For all the promises AI make, participants were also cautious about a growing environmental footprint of the data industry.

The proliferation of AI is already causing a big increase in the environmental footprint of data centres for examples. Data centres form the foundations for the cutting-edge technology but compete for power and water with the rest of cities and their inhabitants.

The International Energy Agency expects electricity consumed by data centres will more than double globally by 2026 to more than 1,000 terawatt hours, an amount roughly equivalent to what Japan uses annually.

Data centres are also water guzzling. In recent years, tensions over water use by data centres have flared in water-stressed communities across the United States. Big techs like Google and Meta have come under pressure for withdrawing so much groundwater at a time when climate change is making droughts worse and more frequent.

Microsoft, in its sustainability report published in May, revealed that its total carbon emissions are almost 30 per cent higher today than in 2020 because of its global data centre expansion. This makes it more difficult for the tech giant to achieve its carbon-negative status by 2030.

“Former environmental trailblazers in the tech ecosystem are already rolling back their SGD-goals in order to cash-in on the AI hype,” Hullin says.

“The environmental impact of AI represents a currently underappreciated threat in the global discussion on AI, which given its unreasonable perception as a silver bullet should not stand. Balancing the benefits of AI with its environmental costs is essential and it’s a debate that is only just starting.”

The industry is encountering a challenge where gains in efficiency, resulting in reduced resource usage per unit of production, may be counterbalanced by increased consumption of the same product.For more, see https://am.pictet.com/ch/en/institutions/investment-views/active-equity/2023/technology-and-esg#overview

“Resource efficiency gains reduce cost, but you may have a rebound effect where you may be stimulating demand,” says Steve Freedman, head of research and sustainability of thematic equities at Pictet Asset Management.

“Benefits (of AI) are not visible yet. Data centres are grabbing land and resources and we’re seeing increasing strains on power systems.”

Municipal authorities also need to safeguard themselves against cyber vulnerabilities and attacks, which can have devastating consequences. In July this year, a faulty software update triggered what is considered to be the largest IT outage in history, causing chaos at airports, stations, banks, healthcare services and businesses around the world.
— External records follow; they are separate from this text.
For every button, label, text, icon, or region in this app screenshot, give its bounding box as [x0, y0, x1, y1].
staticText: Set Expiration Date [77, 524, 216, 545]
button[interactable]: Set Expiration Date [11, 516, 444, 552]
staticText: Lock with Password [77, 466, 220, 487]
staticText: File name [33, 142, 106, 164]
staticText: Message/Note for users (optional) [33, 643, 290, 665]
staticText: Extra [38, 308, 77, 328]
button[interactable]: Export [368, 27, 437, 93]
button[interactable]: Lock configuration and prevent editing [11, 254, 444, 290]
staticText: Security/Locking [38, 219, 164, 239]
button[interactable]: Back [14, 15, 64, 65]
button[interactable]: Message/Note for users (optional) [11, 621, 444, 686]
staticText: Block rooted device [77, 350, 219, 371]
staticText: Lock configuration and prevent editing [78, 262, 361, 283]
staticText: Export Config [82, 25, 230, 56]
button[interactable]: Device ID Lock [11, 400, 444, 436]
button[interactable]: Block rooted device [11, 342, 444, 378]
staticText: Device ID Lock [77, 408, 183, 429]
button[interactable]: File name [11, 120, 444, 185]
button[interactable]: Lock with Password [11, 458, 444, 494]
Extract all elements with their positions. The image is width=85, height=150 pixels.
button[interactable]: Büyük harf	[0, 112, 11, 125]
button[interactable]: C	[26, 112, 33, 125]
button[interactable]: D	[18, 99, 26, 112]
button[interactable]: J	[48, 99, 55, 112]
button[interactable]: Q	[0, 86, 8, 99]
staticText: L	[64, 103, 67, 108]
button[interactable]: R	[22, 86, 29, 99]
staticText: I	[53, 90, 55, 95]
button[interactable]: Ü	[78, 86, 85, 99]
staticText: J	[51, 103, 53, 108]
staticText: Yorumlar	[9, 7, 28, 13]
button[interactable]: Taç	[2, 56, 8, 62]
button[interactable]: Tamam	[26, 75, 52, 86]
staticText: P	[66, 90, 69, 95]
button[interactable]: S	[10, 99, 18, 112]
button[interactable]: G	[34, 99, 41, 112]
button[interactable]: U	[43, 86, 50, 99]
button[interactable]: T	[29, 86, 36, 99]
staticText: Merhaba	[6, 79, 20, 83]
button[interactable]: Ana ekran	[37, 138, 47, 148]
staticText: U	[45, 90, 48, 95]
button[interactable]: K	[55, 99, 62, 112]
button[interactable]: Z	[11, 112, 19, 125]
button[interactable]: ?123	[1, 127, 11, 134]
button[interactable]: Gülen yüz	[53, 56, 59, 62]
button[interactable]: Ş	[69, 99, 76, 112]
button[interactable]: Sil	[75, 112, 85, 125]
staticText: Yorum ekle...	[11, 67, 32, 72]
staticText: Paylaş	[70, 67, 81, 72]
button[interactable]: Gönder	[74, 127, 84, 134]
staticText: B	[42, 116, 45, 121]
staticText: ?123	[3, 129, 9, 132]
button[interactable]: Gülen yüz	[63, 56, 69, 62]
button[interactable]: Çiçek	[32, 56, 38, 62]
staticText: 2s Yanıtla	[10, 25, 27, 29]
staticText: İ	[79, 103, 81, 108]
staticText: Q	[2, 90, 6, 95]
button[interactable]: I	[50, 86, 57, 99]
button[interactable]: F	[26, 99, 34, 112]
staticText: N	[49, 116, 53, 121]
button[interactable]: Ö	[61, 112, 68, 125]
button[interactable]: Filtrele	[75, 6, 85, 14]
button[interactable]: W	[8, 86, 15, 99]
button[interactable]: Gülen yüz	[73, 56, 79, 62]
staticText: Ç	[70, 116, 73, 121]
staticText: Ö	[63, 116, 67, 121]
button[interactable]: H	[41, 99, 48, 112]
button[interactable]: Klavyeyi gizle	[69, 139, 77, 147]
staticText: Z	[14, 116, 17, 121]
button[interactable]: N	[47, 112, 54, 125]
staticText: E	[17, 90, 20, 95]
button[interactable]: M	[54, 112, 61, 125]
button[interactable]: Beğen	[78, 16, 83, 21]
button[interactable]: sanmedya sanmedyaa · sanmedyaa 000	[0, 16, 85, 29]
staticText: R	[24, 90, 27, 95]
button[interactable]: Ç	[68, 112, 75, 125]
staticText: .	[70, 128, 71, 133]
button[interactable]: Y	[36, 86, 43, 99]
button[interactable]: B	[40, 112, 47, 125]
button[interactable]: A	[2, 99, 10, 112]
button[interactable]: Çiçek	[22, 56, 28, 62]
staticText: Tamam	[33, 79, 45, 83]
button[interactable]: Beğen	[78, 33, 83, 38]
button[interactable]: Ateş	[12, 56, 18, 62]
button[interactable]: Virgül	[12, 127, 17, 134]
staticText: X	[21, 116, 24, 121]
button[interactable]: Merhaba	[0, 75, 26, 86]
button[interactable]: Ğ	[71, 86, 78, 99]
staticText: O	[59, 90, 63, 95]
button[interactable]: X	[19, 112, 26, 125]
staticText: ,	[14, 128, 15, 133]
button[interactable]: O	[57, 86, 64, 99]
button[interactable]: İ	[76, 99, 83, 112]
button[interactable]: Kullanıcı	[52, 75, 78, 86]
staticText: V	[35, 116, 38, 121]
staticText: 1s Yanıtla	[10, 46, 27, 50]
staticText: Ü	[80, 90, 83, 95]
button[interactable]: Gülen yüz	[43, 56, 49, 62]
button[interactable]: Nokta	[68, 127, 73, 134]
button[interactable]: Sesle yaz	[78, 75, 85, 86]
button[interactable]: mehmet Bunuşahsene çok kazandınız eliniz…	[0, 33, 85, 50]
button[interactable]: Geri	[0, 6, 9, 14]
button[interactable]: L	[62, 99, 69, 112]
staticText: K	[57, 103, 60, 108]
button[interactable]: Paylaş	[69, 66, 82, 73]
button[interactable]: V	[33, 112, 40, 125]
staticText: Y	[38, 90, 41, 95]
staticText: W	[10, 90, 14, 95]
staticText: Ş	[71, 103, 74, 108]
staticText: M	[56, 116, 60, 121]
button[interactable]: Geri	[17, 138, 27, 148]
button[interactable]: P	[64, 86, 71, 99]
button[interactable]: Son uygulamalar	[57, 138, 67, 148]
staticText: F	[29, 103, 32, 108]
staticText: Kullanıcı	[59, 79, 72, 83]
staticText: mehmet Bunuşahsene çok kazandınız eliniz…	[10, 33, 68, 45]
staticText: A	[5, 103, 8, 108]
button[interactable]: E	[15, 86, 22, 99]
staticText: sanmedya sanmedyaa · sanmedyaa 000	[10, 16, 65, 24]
Then there are concerns about data quality – data doesn’t typically show a full picture, nor can it be a solution itself. What is more, AI-powered algorithms and machine learning can spew out more data than humans can handle; yet city planners may be ill-equipped to make a proper use of it.

"You can dump as much data as you want on the
table but it's no use if data literacy is lacking,” says Amar Rahman, global head of sustainability and climate solutions at Zurich Resilience Solutions, part of Swiss Re group.

“Data has to be made meaningful to the audience. Visualisation is one way. Data has to be integrated into the story you're trying to tell, to make the risk tangible and personal.”

TKF delegates said that being smart doesn’t necessary mean high tech. A smart and resilient city, they say, requires urban areas with better transport, water, energy and waste management infrastructure, flexible offices, logistics facilities, proper heating, ventilation and air conditioning (HVAC) systems as well as public services from healthcare to education.

“Smart can mean many things. Many answers can be low tech – such as rightly sized infrastructure, which is a more holistic way of responding and improving the quality and well-being for city residents” said Ivo Weinoehrl, senior investment manager for Pictet Asset Management’s Smart City strategy.